In a related development, health officials announced in late November that they had ruled out Creutzfeldt-Jakob disease, a human brain disease related to CWD, in the deaths of two Wisconsin hunters, both venison eaters who had died of neurological diseases. Creutzfeldt-Jakob was confirmed in a third hunter, but it was the sporadic type of CJD that is unrelated to the consumption of mad-cow-infected beef.

“The fact that this cluster of cases dissolved upon closer scrutiny is no proof that CWD has no potential to cause human disease,” cautions James Kazmierczak, an epidemiologist with the state Department of Health and Family Services.

Before the Wisconsin deer season opened, many hunters said the fear of eating venison might keep them out of the woods this fall, and that fear was reflected in a 20 percent lag in license sales throughout much of the summer and early fall. But in the week before the season opened, sales picked up strongly, with 11 percent of total sales recorded on the day before the season began. Still, sales for the regular season were 10 percent below last year’s.

— Brenda Fowler

‘SWEET’ GOES SOUR

“THE TALK OF THE TOWN” (Dec. 23, 2001)

– When “The Sweet Smell of Success” staged its world premiere as a theatrical musical at the Shubert Theatre last January, anticipation and expectations were high.

Based on the dark but artful 1957 Burt Lancaster/Tony Curtis film of the same name, it was the story of a powerful and vindictive 1950s gossip columnist, J.J. Hunsecker (played by John Lithgow), and his sycophantic protege Sydney Falco (Brian d’Arcy James), set against the seductive but sleazy night club scene of post WW II Manhattan. The musical was created by people with impeccable stage credentials and a closetful of Tony awards: composer Marvin Hamlisch (“A Chorus Line”), playwright John Guare (“Six Degrees of Separation”) and director Nicholas Hytner (“Miss Saigon”).

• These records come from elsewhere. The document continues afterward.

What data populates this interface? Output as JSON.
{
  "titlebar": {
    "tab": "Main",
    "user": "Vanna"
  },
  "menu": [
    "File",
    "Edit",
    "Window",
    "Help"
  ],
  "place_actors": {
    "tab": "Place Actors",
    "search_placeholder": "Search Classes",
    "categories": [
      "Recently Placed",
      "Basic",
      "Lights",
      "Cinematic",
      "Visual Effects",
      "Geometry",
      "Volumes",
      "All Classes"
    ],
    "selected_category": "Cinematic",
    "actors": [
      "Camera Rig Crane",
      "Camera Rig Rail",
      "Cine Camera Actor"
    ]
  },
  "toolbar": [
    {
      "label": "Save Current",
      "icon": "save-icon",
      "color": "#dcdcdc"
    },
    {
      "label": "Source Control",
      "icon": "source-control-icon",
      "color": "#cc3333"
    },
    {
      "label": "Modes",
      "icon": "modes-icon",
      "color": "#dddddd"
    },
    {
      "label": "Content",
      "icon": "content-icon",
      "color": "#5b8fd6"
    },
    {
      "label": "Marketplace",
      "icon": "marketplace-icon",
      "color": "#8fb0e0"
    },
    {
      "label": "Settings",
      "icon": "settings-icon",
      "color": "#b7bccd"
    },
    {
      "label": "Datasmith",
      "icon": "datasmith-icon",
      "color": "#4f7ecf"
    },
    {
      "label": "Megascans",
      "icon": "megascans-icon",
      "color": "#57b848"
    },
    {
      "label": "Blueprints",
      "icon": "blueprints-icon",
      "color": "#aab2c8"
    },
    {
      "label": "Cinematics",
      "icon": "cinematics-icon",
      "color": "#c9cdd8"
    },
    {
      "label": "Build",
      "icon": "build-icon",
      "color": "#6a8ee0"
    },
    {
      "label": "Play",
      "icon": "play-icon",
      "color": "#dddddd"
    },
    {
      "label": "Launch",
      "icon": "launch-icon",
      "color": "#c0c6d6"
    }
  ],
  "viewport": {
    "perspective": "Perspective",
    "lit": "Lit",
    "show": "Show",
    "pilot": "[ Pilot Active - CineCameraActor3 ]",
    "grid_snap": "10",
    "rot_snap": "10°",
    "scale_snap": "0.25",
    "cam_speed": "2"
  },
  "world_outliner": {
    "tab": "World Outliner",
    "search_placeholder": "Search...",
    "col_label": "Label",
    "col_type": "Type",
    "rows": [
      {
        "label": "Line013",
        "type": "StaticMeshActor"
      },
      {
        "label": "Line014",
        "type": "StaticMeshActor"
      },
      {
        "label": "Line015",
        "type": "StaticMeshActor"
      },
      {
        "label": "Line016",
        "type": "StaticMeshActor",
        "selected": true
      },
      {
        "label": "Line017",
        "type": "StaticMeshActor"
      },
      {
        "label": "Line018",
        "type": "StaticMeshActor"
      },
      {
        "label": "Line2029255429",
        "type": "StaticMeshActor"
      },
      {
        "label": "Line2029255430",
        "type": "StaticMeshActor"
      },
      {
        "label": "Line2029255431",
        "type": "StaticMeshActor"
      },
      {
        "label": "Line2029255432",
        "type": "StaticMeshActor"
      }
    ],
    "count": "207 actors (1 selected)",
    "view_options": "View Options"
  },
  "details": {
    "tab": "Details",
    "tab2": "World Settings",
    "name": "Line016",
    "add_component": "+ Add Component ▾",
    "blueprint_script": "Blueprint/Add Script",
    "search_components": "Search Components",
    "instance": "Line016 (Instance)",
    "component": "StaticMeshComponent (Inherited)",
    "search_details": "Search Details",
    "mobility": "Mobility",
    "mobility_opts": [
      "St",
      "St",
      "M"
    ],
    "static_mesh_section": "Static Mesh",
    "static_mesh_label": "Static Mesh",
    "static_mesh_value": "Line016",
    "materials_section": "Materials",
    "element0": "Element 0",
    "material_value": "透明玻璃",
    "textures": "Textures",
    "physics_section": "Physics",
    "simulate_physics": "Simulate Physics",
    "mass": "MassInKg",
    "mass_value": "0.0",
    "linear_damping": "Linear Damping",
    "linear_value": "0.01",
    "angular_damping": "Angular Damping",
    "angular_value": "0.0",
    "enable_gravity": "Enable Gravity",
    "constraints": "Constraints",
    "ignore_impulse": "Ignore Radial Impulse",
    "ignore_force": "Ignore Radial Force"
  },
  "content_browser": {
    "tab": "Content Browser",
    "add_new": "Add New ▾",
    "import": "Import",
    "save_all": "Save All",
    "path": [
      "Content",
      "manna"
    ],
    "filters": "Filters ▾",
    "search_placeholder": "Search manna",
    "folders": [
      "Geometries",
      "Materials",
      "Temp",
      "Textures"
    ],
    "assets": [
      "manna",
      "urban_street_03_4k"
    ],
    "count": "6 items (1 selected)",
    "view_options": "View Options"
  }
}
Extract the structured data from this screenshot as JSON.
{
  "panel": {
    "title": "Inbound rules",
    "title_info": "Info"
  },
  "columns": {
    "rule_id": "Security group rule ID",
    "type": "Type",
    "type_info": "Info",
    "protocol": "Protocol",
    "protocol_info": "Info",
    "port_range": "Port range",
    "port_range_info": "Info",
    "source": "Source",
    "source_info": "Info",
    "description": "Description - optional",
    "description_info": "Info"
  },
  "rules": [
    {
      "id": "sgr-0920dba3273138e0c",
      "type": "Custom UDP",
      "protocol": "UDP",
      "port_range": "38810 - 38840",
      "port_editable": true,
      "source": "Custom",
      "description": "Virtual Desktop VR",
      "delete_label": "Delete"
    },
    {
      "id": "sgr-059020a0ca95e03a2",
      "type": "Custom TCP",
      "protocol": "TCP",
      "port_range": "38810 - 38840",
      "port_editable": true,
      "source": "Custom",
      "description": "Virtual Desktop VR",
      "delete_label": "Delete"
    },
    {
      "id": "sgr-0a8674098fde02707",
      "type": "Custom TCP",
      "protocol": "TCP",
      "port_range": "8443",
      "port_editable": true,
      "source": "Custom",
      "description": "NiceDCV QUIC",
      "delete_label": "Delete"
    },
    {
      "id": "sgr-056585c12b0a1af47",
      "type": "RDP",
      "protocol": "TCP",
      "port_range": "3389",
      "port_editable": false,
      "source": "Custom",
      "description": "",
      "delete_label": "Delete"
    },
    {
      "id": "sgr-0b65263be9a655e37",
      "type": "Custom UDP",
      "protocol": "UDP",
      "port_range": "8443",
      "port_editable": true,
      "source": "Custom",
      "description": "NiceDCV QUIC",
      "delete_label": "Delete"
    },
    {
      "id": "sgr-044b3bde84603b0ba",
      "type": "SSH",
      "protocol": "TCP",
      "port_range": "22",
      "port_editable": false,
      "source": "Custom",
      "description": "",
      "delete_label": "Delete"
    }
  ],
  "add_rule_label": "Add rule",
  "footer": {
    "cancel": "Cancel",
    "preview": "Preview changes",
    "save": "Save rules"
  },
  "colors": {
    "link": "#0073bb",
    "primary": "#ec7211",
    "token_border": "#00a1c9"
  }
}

Many theater folks believed the show might dance its way to New York in the footsteps of “The Producers,” another movie-to-musical creation that had its world premiere here a year earlier before moving to Broadway, playing to capacity crowds and winning a record 12 Tony Awards.

The Chicago reviews for “Sweet Smell” were lukewarm. Critic Richard Christiansen called it “a most ambitious musical trying to find its balance.” Even so, the show generated some $4 million in advance sales for its mid-March opening at the Martin Beck Theater in New York.

When it did open, the New York critics tore it to shreds.

“Zzzzzz,” wrote Ben Brantley of The New York Times. The Washington Post’s Nelson Pressley said, “Maybe a loss of toughness and cool was inevitable, but savvy and plain sense are casualties here, too.” The New York Daily News asked the question, “Why did we need to lift this rock and see these creatures scurry–in song?”

Though the show would be nominated for seven Tony Awards and win one for Lithgow for best leading actor in a musical, “Sweet Smell” proved a dud at the box office. It closed on June 15 after only 108 performances. It lost something in the nasty neighborhood of $10 million, and not one of the high-profile talents involved was heard to echo one of Hunsecker’s most famous lines about New York: “I love this dirty town.”